Tuesday, May 21, 2013
Barbara Ortutay/AP Technology Writer
(Continued from page 1)

A woman checks her mobile phone outside Lincoln Center, home of New York's Fashion Week shows, Saturday, Feb. 9, 2013. In New York City, the snow total in Central Park was 8.1 inches by 3 a.m. (AP Photo/Richard Drew)
AP
On Instagram, people used the hashtag "Nemo" (the Weather Channel's unofficial name for the storm) 583,641 times in describing their photos as of Sunday afternoon according to Venueseen, a company that helps businesses track marketing campaigns on Instagram. The Facebook-owned photo-sharing site is where Witz posted a photo that his sister sent him from Hamden, Conn., one of the hardest-hit areas with 40 inches of snow.
"I like Instagram because it gives you a more personal, immediate sense of peoples' experiences in real time," he says. "I'm one of the weird few people who actually enjoy seeing what people in the world are eating and drinking."
It's easy to be nostalgic about how much things have changed since the blizzard of '78 when it comes to the speed of information and how it's consumed.
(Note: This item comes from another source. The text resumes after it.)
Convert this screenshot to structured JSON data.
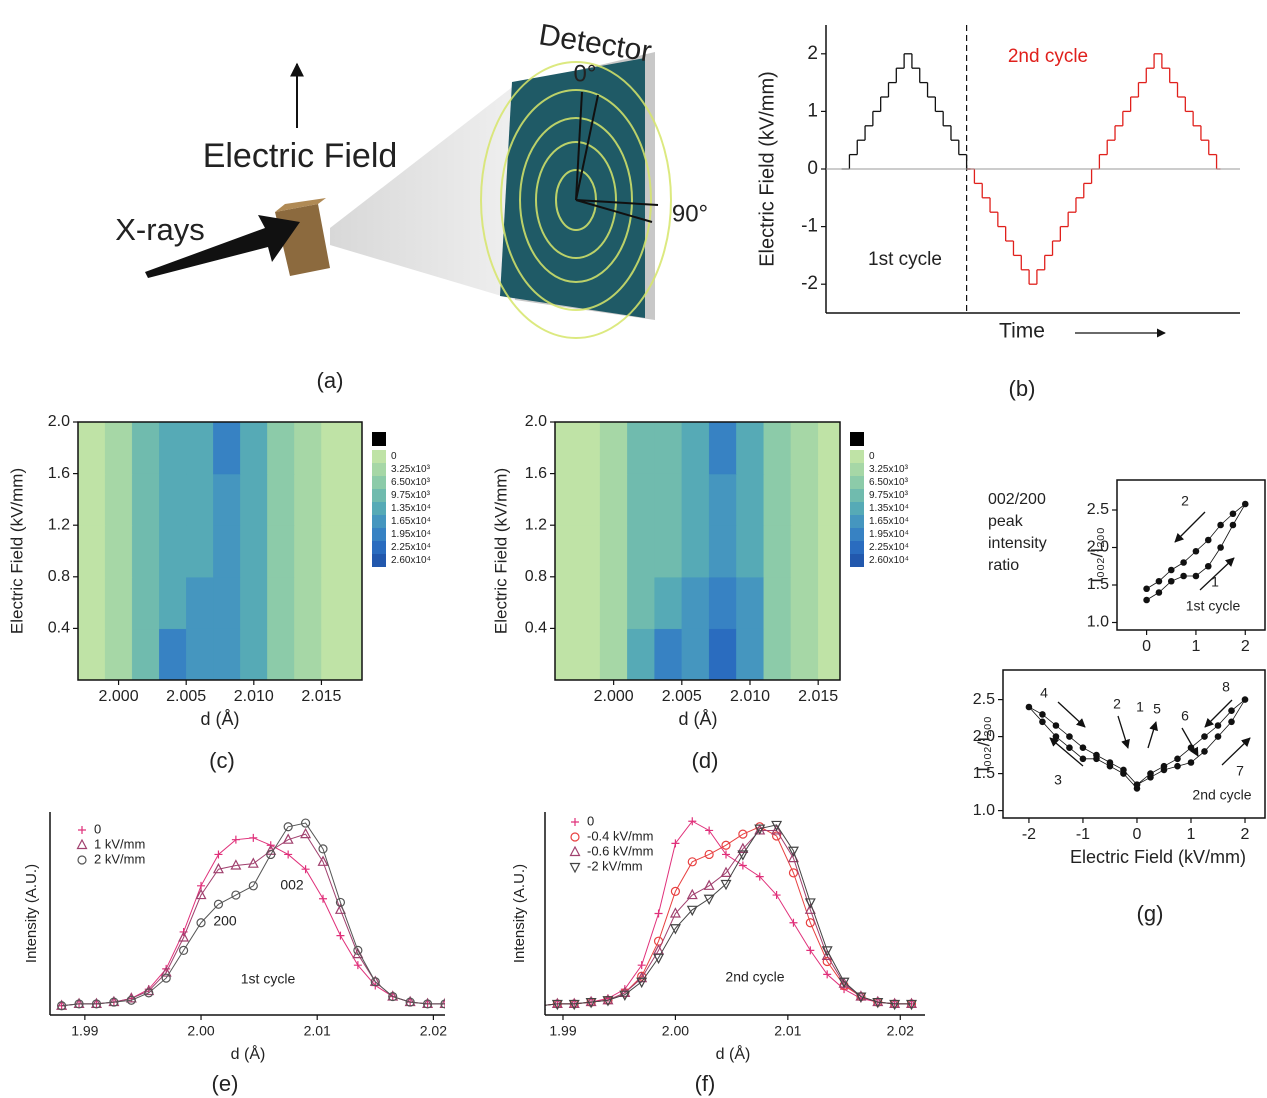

But the changes continue.
"What really struck me this time around, and with (Superstorm) Sandy too, is not so much that people were sharing information, but that they were sharing photos and video," says Steve Jones, a professor who studies online culture and communications at the University of Illinois at Chicago. "You get a different perspective than you could from just words."
Indeed, says Ranvir Gujral, the co-founder of Chute, a San Francisco startup that helps companies put user-generated content on their websites and mobile apps, "we are in the midst of a visual revolution."
The San Francisco company worked with NBC to launch Stormgrams, a site where people can share Instagram photos of the storm using a common hashtag. The photos are organized by location, laid out on a "heat map" that paints the most actively sharing states red.
Countless mobile apps encourage photo-taking, Gujral says, adding that a big reason there is so much thirst online for the endless stream of photos is because there has never been a bigger supply of it.